Sunday, March 18, 2007

That's ridiculous. I would never say that.

So over the weekend I rented Marie Antoinette on DVD.

I really, really wanted to like this movie. I liked Coppola's Lost in Translation, even if I did feel it was somewhat overrated. I love Jason Schwartzman, and I love Kirsten Dunst. I'm not really sure why I love Dunst, to be honest; she's just kind of precious. She's fun, and sweet.
Anyway, the problem with this film for me was that it seemed... kind of choppy. The scenes seemed a bit disconnected; like they were each a little individual vignette or a day in the life, and they had no real place in the movie. Except that every scene was like that. I don't know if it was the directing, or the writing, or the editing, or maybe some combination thereof; I remember reading somewhere (perhaps in a criticism) that perhaps that was Coppola's intent with the film, a purposeful choice to make clear the disconnect that Marie had with the world around her.
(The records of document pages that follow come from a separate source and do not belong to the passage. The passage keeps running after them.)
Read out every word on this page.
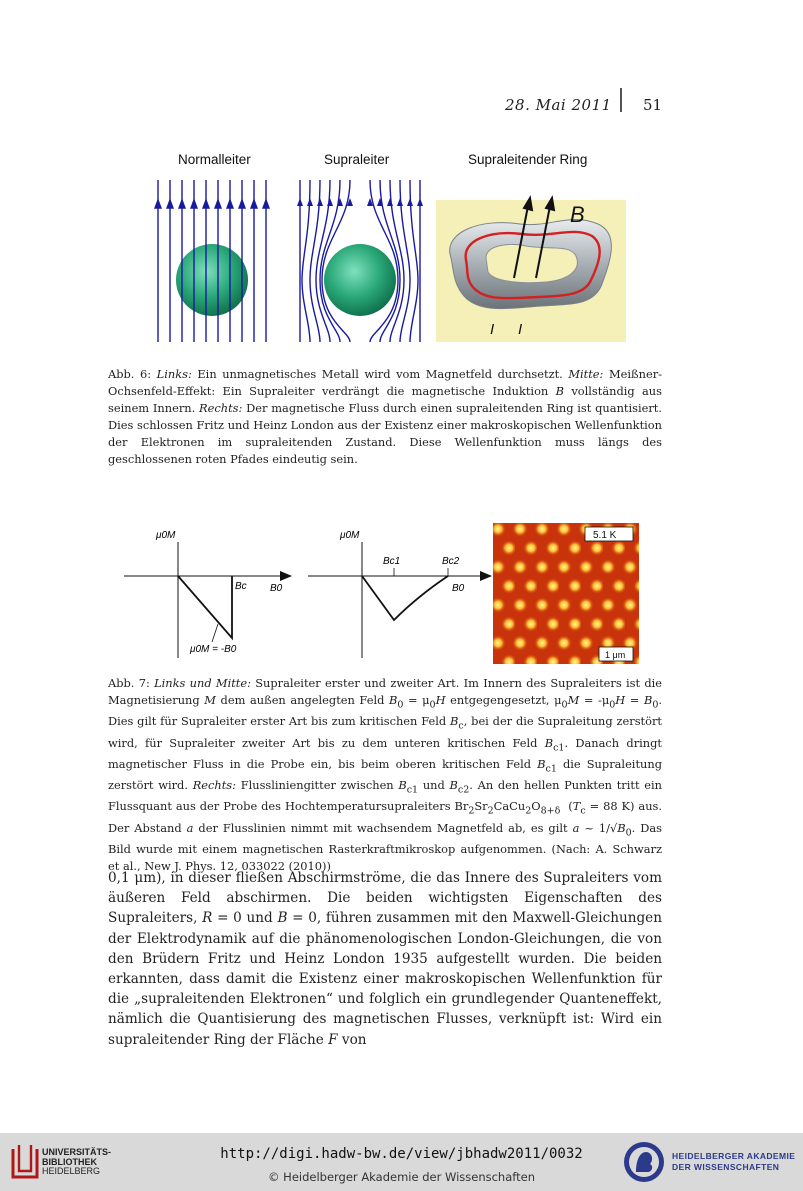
28. Mai 2011 51
Normalleiter	Supraleiter	Supraleitender Ring
B
I I
Abb. 6: Links: Ein unmagnetisches Metall wird vom Magnetfeld durchsetzt. Mitte: Meißner-Ochsenfeld-Effekt: Ein Supraleiter verdrängt die magnetische Induktion B vollständig aus seinem Innern. Rechts: Der magnetische Fluss durch einen supraleitenden Ring ist quantisiert. Dies schlossen Fritz und Heinz London aus der Existenz einer makroskopischen Wellenfunktion der Elektronen im supraleitenden Zustand. Diese Wellenfunktion muss längs des geschlossenen roten Pfades eindeutig sein.
μ0M
Bc B0
μ0M = -B0
μ0M
Bc1	Bc2
B0
5.1 K
1 μm
Abb. 7: Links und Mitte: Supraleiter erster und zweiter Art. Im Innern des Supraleiters ist die Magnetisierung M dem außen angelegten Feld $B_0 = \mu_0H$ entgegengesetzt, $\mu_0M = -\mu_0H = B_0$. Dies gilt für Supraleiter erster Art bis zum kritischen Feld $B_c$, bei der die Supraleitung zerstört wird, für Supraleiter zweiter Art bis zu dem unteren kritischen Feld $B_{c1}$. Danach dringt magnetischer Fluss in die Probe ein, bis beim oberen kritischen Feld $B_{c1}$ die Supraleitung zerstört wird. Rechts: Flussliniengitter zwischen $B_{c1}$ und $B_{c2}$. An den hellen Punkten tritt ein Flussquant aus der Probe des Hochtemperatursupraleiters $Br_2Sr_2CaCu_2O_{8+\delta}$  ($T_c = 88$ K) aus. Der Abstand a der Flusslinien nimmt mit wachsendem Magnetfeld ab, es gilt a ~ $1/√B_0$. Das Bild wurde mit einem magnetischen Rasterkraftmikroskop aufgenommen. (Nach: A. Schwarz et al., New J. Phys. 12, 033022 (2010))

0,1 μm), in dieser fließen Abschirmströme, die das Innere des Supraleiters vom äußeren Feld abschirmen. Die beiden wichtigsten Eigenschaften des Supraleiters, R = 0 und B = 0, führen zusammen mit den Maxwell-Gleichungen der Elektrodynamik auf die phänomenologischen London-Gleichungen, die von den Brüdern Fritz und Heinz London 1935 aufgestellt wurden. Die beiden erkannten, dass damit die Existenz einer makroskopischen Wellenfunktion für die „supraleitenden Elektronen“ und folglich ein grundlegender Quanteneffekt, nämlich die Quantisierung des magnetischen Flusses, verknüpft ist: Wird ein supraleitender Ring der Fläche F von

UNIVERSITÄTS-
BIBLIOTHEK
HEIDELBERG
http://digi.hadw-bw.de/view/jbhadw2011/0032
© Heidelberger Akademie der Wissenschaften
HEIDELBERGER AKADEMIE
DER WISSENSCHAFTEN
I do know that it kept taking me out of the film, and that's almost never the intent of anyone involved.

I liked Schwartzman, playing the young King as exactly that... a very young, nervous man who would rather be hunting with his friends (the 18th century version of skateboarding?)
I don't intend to say that I didn't enjoy Marie Antoinette. On the contrary, I did. The costuming is gorgeous, the cinematography stunning. I know there is a great deal of debate on the subject of the use of contemporary music in period films, but I enjoyed that too. It was done well here.
I also understand there is much consternation over the inaccuracy of the historical information. I certainly make no claim to be any kind of scholar where history is concerned, so I can't really say one way or the other. I do know that filmmakers pretty much always take some 'artistic liberties' with a story such as this. Every film pretty much automatically bears the viewpoint of its writers, directors, and editors (not to mention actors, among other crew).
I had the same difficulty with Terence Malick's The New World. Another gorgeous film, but very choppy and odd in its editing. That, however, is a topic for a different post.